Serve with crackers or cut-up vegetables.
Which Yogurt Should I Use?
A superb source of protein, calcium, riboflavin, phosphorus and vitamin B 12, Yogurt actually contains more calcium and protein than milk. It’s also naturally rich in nutrients that feed the good bacteria in our digestive system, with the beneficial bacteria cultures added during production.

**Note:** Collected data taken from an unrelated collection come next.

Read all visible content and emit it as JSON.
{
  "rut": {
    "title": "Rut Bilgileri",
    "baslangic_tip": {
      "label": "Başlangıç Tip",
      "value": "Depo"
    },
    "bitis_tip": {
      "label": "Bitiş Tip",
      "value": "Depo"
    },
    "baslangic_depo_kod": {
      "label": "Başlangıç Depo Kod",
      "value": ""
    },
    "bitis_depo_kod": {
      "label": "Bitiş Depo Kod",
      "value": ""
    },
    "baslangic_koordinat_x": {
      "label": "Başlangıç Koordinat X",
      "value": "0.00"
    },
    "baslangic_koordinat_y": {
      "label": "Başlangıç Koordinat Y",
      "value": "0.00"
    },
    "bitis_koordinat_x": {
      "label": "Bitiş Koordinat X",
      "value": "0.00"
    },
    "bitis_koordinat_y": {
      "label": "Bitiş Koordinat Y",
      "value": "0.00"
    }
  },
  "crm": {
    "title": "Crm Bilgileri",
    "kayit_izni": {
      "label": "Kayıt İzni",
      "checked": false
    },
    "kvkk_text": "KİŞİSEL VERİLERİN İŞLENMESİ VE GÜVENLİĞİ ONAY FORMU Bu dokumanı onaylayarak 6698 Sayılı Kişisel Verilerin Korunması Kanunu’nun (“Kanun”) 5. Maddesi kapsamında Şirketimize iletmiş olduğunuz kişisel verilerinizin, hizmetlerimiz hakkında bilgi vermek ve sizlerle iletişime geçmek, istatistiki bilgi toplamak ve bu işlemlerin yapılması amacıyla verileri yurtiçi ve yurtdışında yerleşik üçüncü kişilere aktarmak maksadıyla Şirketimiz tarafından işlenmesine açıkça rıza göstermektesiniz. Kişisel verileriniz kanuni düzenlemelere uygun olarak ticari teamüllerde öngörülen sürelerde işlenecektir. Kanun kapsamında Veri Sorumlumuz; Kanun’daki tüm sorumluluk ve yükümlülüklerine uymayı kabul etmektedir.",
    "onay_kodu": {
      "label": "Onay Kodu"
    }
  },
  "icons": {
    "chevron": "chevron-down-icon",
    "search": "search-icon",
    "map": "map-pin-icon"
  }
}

Yogurt can be made from cow’s milk or goat’s milk, in whole (full fat), low-fat or skim versions, soy milk or coconut milk. Goat milk yogurt has smaller fat and protein globules than cow’s milk, making it easier for some people to digest.
Greek yogurt, also called Mediterranean or Mediterranean-style yogurt, is becoming a favorite in the US and Canada. Very thick and creamy, it is made from milk that has had some of the water removed, or by straining whey from plain yogurt to make it thicker and creamier.
To make a really good yogurt cream cheese, you should use full-fat, whole milk yogurt or Greek-style yogurt.